Five of six laws are Broken. The plan fails the demand law alone (no one asked), which triggers KILL regardless of the others. This is a classic cost-optimization pitch masquerading as something it isn’t - sunk-cost-of-ego dressed up as unit economics.

The single biggest risk, stated plainly: “We will spend two months building infrastructure nobody asked for, miss our Series A milestone because we stopped shipping user-facing features, and still not match Pinecone’s correctness on our first release.”

That’s the kind of output Jensen Way is meant to produce. Short, directly grounded in arithmetic and named competitors, falsifiable. When the report gets long and hand-wavy, the physics are being hidden.

Installing it

Jensen Way is a single Markdown file. It ships as an Anthropic Agent Skill but works with any AI coding assistant that reads context files - Claude Code, Cursor, Codex, Windsurf, Aider, Copilot, you name it.

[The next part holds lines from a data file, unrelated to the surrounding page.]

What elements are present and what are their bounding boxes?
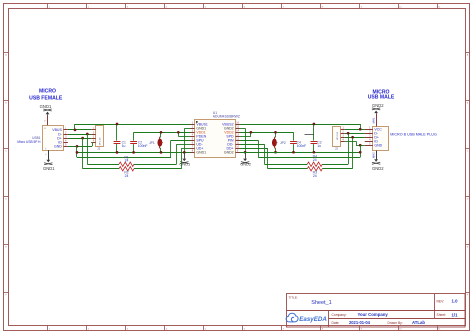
U1 left pin stubs [191, 125, 195, 153]
svg-text:ADUM4160BRWZ: ADUM4160BRWZ [213, 114, 240, 118]
connector USB2 Micro B USB male body [373, 127, 389, 151]
junction D- row right [347, 132, 350, 135]
ground flag GND2 below U1 right [240, 152, 251, 166]
wire GND2 pin2 riser [240, 128, 246, 152]
junction GND rail right end [359, 151, 362, 154]
svg-text:JP1: JP1 [149, 141, 155, 145]
svg-text:Sheet_1: Sheet_1 [311, 300, 332, 306]
svg-text:JP2: JP2 [280, 141, 286, 145]
junction JP2 top [274, 131, 277, 134]
ground flag GND2 below USB2 [372, 151, 384, 171]
wire R4 right riser to D- row [322, 133, 348, 164]
resistor R1 24 [119, 155, 134, 166]
U1 right pin numbers [236, 122, 239, 153]
junction GND row right [359, 144, 362, 147]
fuse JP2 [272, 132, 286, 152]
svg-text:GND1: GND1 [179, 161, 190, 166]
op-amp U1 ADUM4160BRWZ body [195, 120, 236, 158]
wire SPD tap to VDD2 rail [240, 132, 251, 136]
ground flag GND1 above USB1 [40, 104, 52, 116]
junction VBUS riser [74, 129, 77, 132]
wire D+ row from USB1 to J1 [68, 138, 91, 140]
wire DD+ to lower rail [240, 148, 308, 168]
title block row divider 1 [286, 310, 465, 312]
capacitor C1 1u [114, 124, 126, 152]
wire GND row riser to PIN rail [360, 145, 362, 157]
fuse JP1 [149, 132, 163, 152]
ground flag GND1 below U1 left [179, 152, 190, 166]
wire SPU rail [77, 157, 171, 159]
svg-text:GND: GND [54, 145, 62, 149]
svg-text:24: 24 [313, 174, 317, 178]
capacitor C4 100nF [290, 132, 306, 152]
svg-text:1u: 1u [317, 144, 321, 148]
svg-text:Date:: Date: [332, 321, 340, 325]
wire SPU riser and entry to chip [171, 140, 191, 157]
junction JP1 top [160, 131, 163, 134]
svg-text:GND2: GND2 [224, 151, 234, 155]
connector USB2 pin names [374, 127, 382, 147]
junction C1 top [116, 123, 119, 126]
wire J2 pin1 row to USB2 VCC [345, 129, 365, 131]
svg-text:Micro USB 5P H: Micro USB 5P H [17, 140, 41, 144]
svg-text:24: 24 [125, 159, 129, 163]
wire VBUS riser [74, 124, 76, 130]
U1 pin 1 marker dot [196, 121, 198, 123]
capacitor C2 100nF [130, 132, 147, 152]
svg-text:TITLE:: TITLE: [289, 295, 298, 299]
junction C3 top [313, 123, 316, 126]
wire R2 right to UD+ riser [134, 148, 191, 168]
label MICRO USB MALE [368, 89, 395, 100]
wire DD- to lower rail [240, 144, 308, 164]
capacitor C3 1u [311, 124, 322, 152]
title block outline [287, 294, 466, 328]
svg-text:Drawn By:: Drawn By: [388, 321, 403, 325]
svg-text:GND1: GND1 [196, 151, 206, 155]
header J1 pin stubs and numbers [91, 127, 95, 142]
svg-text:1u: 1u [122, 144, 126, 148]
connector USB2 pin stubs [365, 130, 373, 146]
title block Company label and value [332, 312, 389, 317]
connector USB1 pin names [52, 128, 62, 148]
svg-text:REV:: REV: [437, 299, 445, 303]
wire GND1 rail [77, 152, 191, 154]
EasyEDA logo cloud [286, 313, 298, 322]
svg-text:1.0: 1.0 [452, 299, 459, 304]
svg-text:2021-01-04: 2021-01-04 [349, 320, 371, 325]
title block rev column divider [434, 294, 436, 319]
svg-text:GND: GND [374, 143, 382, 147]
wire GND2 rail [240, 152, 361, 154]
junction GND rail at riser [76, 151, 79, 154]
title block Date label and value [332, 320, 371, 325]
svg-text:100nF: 100nF [138, 144, 148, 148]
U1 left pin numbers [192, 122, 194, 153]
svg-text:MH2: MH2 [372, 152, 376, 158]
connector USB1 pin stubs [64, 130, 68, 147]
junction JP2 bottom [274, 151, 277, 154]
svg-text:MH1: MH1 [372, 117, 376, 123]
junction D+ row right [351, 136, 354, 139]
svg-text:J1: J1 [97, 147, 101, 151]
svg-text:USB MALE: USB MALE [368, 95, 395, 101]
label MICRO USB FEMALE [29, 89, 63, 102]
frame row letters [5, 54, 469, 297]
wire R3 right riser to D+ row [322, 137, 352, 169]
svg-text:MICRO B USB MALE PLUG: MICRO B USB MALE PLUG [390, 133, 437, 137]
wire GND row from USB1 [68, 146, 92, 148]
ground flag GND1 below USB1 [43, 150, 55, 171]
junction D- row [86, 133, 89, 136]
U1 right pin stubs [236, 125, 240, 153]
junction C1 bottom [116, 151, 119, 154]
connector USB2 shield pin bottom MH2 [372, 151, 377, 160]
wire GND riser to SPU rail [76, 146, 78, 157]
wire J2 pin4 jog to GND row [345, 141, 365, 145]
connector USB2 pin numbers 1-5 [369, 126, 371, 146]
wire D- row from USB1 to J1 [68, 134, 91, 136]
svg-text:Your Company: Your Company [358, 312, 389, 317]
wire VBUS row from USB1 to J1 [68, 129, 91, 131]
svg-text:GND1: GND1 [40, 104, 52, 109]
resistor R4 24 [307, 155, 322, 167]
wire VDD2 rail [240, 132, 294, 134]
connector USB1 Micro USB 5P female body [43, 126, 64, 151]
wire jog up to J1 pin 4 [91, 142, 92, 146]
svg-text:GND2: GND2 [372, 103, 384, 108]
svg-text:Sheet:: Sheet: [437, 313, 447, 317]
wire stub near C3 [305, 134, 314, 136]
svg-text:Company:: Company: [332, 313, 347, 317]
wire D+ riser down [82, 138, 84, 169]
wire J2 pin3 row to USB2 D+ [345, 137, 365, 139]
wire VBUS1 rail [75, 124, 191, 126]
wire D- lower-left rail to R1 [87, 164, 119, 166]
connector USB1 pin numbers 1-5 [65, 126, 67, 146]
resistor R3 24 [307, 167, 322, 178]
ground flag GND2 above USB2 [372, 103, 384, 114]
junction GND row [76, 145, 79, 148]
wire PIN net riser and rail [240, 140, 361, 157]
junction SPD tap [250, 131, 253, 134]
svg-text:GND2: GND2 [240, 161, 251, 166]
wire GND1 pin2 riser [185, 128, 191, 152]
header J2 body [333, 127, 341, 147]
title block Drawn By label and value [388, 320, 426, 325]
junction C3 bottom [313, 151, 316, 154]
junction GND2 rail to flag [244, 151, 247, 154]
svg-text:100nF: 100nF [297, 144, 307, 148]
junction D+ row [81, 137, 84, 140]
wire VBUS2 rail [240, 124, 361, 129]
wire D+ lower-left rail to R2 [83, 168, 119, 170]
svg-text:4P-2.54: 4P-2.54 [337, 131, 339, 139]
junction PDEN tap [177, 131, 180, 134]
svg-text:24: 24 [125, 174, 129, 178]
svg-text:24: 24 [313, 158, 317, 162]
junction C2 bottom [132, 151, 135, 154]
svg-text:ATLab: ATLab [412, 320, 425, 325]
junction VCC row [359, 128, 362, 131]
junction GND rail to flag [183, 151, 186, 154]
svg-text:EasyEDA: EasyEDA [299, 316, 327, 323]
svg-text:GND1: GND1 [43, 166, 55, 171]
svg-text:J2: J2 [335, 146, 339, 150]
frame row ticks left and right [4, 53, 470, 293]
header J1 body [96, 126, 104, 147]
connector USB1 shield pin top [44, 116, 47, 130]
U1 left pin names [196, 123, 208, 155]
wire VDD1 rail [134, 132, 191, 134]
svg-text:1/1: 1/1 [452, 312, 459, 317]
wire J2 pin2 row to USB2 D- [345, 133, 365, 135]
U1 right pin names [222, 123, 234, 155]
wire PDEN tap to VDD1 rail [178, 132, 190, 136]
svg-text:MICRO: MICRO [39, 89, 56, 95]
svg-text:USB FEMALE: USB FEMALE [29, 96, 63, 102]
title block logo cell divider [328, 311, 330, 327]
junction C4 bottom [292, 151, 295, 154]
wire D- riser down [87, 134, 89, 164]
header J2 pin stubs and numbers [341, 127, 345, 142]
connector USB2 shield pin top MH1 [372, 114, 377, 127]
junction JP1 bottom [160, 151, 163, 154]
wire R1 right to UD- riser [134, 144, 191, 164]
connector USB1 shield pin bottom [45, 148, 49, 160]
title block row divider 2 [329, 318, 465, 320]
title block REV label and value [437, 299, 459, 304]
title block Sheet label and value [437, 312, 459, 317]
resistor R2 24 [119, 167, 134, 178]
svg-text:4P-2.54: 4P-2.54 [100, 137, 102, 145]
svg-text:GND2: GND2 [372, 166, 384, 171]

Claude Code (one-line install):

/plugin marketplace add agentoptics/jensen-way

Cursor / Windsurf / any tool with a rules file:

curl -o .cursorrules \
  https://raw.githubusercontent.com/agentoptics/jensen-way/main/skills/jensen-way/SKILL.md

(For Windsurf, rename to .windsurfrules. For Codex, use AGENTS.md. Same content, different filename.)

Or just drop it into any project:

mkdir -p .claude/skills/jensen-way
curl -o .claude/skills/jensen-way/SKILL.md \
  https://raw.githubusercontent.com/agentoptics/jensen-way/main/skills/jensen-way/SKILL.md

Then ask any assistant:

Evaluate whether we should build [your idea]. Use the Jensen Way framework.

If you run Jensen Way on a real decision - build or kill - I’d love to see the writeup. Open an issue on the repo.

Jensen was describing robots. The framing turned out to also describe product plans, which is maybe the point - the laws of physics don’t care what you’re building, only whether your plan obeys them.